Talk to antique clock collectors or dealers or repairers about E. Howard & Company’s clocks, and they’ll all agree that Edward Howard put quality first. Howard was a Boston area clockmaker who struggled to keep various clock and watchmaking enterprises afloat during the 19th century and never compromised quality for profits.

Today, Howard’s clocks are often known as the Cadillac of clocks because he machined them so well and so accurately. With a Howard clock, you get what you pay for. Generally, prices for his clocks run into four figures or higher.

The Beginnings

Howard established his reputation with high-grade weight-driven wall timepieces and regulators. In clockspeak, a "timepiece" is a time-only device, with no striking mechanism. A "regulator" is a timepiece with an extremely accurate movement made with superior materials. Howard’s clocks are just that.

He designed his high quality regulators to compensate for expansion and contraction of wood and metal components that would otherwise cause a clock to run too fast or too slow when the weather changed. In fact, Howard’s regulators were so good, they were used for setting other clocks—thus the name—for dispatching trains, and for maintaining time at astronomical observatories. While many people call long-drop pendulum wall clocks regulators, and the word "Regulator" may even appear on the case, they don't generally meet the rigorous specification of Howard regulators, which were known for having variations of less than 10 seconds per month.

Though Howard clocks most often seen for sale today are the smaller wall clocks and regulators, but they are by no means the only ones manufactured by Howard's companies. He also produced tower clocks, sidewalk clocks, tall case or grandfather clocks, and mantel clocks. His companies also made watch clocks used by security guards to record visits to specific locations, and program clocks for schools and factories, which needed to ring bells at pre-determined times.

Describing his own penchant for perfection Howard said, "Workmen who left me or who were discharged, complained that I was exacting and expected the impossible, because I would not tolerate a botch of any kind. They couldn’t understand that the clock was the end I sought, that I would give everything I possessed, even life itself, to see all work out as I had planned."

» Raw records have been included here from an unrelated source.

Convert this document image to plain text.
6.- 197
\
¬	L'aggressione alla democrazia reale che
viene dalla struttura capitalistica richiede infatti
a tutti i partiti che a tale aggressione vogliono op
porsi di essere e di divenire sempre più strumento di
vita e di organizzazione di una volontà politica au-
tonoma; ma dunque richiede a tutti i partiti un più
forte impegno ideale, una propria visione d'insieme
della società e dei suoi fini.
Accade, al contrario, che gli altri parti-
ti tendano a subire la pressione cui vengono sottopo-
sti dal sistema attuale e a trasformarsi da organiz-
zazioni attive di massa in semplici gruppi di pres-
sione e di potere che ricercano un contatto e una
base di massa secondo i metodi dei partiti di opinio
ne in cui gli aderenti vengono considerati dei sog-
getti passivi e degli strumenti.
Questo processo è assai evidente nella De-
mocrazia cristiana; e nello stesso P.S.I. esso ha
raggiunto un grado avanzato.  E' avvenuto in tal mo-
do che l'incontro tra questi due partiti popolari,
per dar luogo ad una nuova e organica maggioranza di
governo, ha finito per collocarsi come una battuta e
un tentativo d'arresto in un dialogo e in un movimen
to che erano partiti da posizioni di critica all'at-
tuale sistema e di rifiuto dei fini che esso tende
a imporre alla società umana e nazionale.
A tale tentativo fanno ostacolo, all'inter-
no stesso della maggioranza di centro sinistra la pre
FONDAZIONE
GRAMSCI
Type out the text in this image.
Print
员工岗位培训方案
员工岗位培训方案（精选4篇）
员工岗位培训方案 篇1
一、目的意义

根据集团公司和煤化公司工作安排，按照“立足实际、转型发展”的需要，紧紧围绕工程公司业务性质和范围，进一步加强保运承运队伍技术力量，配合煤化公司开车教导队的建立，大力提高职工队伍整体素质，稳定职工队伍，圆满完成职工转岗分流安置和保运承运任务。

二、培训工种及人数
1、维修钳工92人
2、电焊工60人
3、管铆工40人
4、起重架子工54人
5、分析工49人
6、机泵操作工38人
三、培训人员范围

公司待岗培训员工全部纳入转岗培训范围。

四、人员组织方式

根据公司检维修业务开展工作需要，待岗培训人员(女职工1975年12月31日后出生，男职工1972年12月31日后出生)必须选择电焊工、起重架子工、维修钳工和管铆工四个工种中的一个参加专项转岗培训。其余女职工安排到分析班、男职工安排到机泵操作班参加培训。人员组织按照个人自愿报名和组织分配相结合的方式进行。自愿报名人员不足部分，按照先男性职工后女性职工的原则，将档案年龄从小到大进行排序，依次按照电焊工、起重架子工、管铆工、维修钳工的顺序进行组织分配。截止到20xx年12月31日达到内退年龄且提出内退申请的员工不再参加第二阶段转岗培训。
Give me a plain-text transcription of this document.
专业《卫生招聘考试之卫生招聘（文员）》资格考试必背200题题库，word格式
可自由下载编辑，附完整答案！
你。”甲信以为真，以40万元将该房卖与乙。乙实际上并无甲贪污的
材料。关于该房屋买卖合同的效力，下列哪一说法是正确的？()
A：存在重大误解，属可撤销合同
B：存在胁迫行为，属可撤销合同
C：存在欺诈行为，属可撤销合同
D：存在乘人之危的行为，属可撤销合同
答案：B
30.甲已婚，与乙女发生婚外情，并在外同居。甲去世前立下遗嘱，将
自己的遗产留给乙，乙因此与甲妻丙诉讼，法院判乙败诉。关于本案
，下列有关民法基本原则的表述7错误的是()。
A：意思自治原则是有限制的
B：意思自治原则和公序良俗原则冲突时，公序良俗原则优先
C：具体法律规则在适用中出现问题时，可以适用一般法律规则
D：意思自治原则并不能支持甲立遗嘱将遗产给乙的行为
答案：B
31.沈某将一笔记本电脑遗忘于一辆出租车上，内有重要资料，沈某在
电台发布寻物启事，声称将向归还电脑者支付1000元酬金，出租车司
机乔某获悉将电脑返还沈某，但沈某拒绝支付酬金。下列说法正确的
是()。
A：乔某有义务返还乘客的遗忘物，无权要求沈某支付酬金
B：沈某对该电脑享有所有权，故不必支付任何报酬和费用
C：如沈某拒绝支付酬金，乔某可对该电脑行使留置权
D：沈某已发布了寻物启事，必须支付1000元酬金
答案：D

With a passion for exactness and experimentation along with a history of financial difficulties, Howard never became one of the giants of American clockmaking like Seth Thomas. Today, he's better known by many people for his watches than for his clocks. In his lifetime he was best known as a maker of scales and balances. But thanks to a good teacher and a commitment to quality, the clocks he made survived the test of time.

His teacher was Aaron Willard Jr., the youngest of the four famous clockmaking brothers in the Willard family. Edward Howard's father died when he was 12 years old. At that time Howard left to help support the family. After two years working with his uncle, a wheelwright and plow manufacturer, Howard spent two years mackerel fishing. In 1829, at the age of 16, he went to Roxbury, Massachusetts, to begin a five-year apprenticeship in Willard's shop.

Besides instructing his apprentices instruction in the making of clock movements, he also taught them cabinetmaking so they could make cases as well. A fellow apprentice with Howard was David Porter Davis, the man who later became his business partner making clocks under the name Howard & Davis. While still working for Willard, handcrafting clock parts, the. two planned how they could automate the process and make certain parts by machine.

Howard went into business in the early 1840s, making clocks and balances with his partners, David P. Davis and Luther S. Stephenson. The group established a factory at Roxbury, a suburb of Boston, in 1845. Two years later Stephenson left the company and the firm became Howard & Davis.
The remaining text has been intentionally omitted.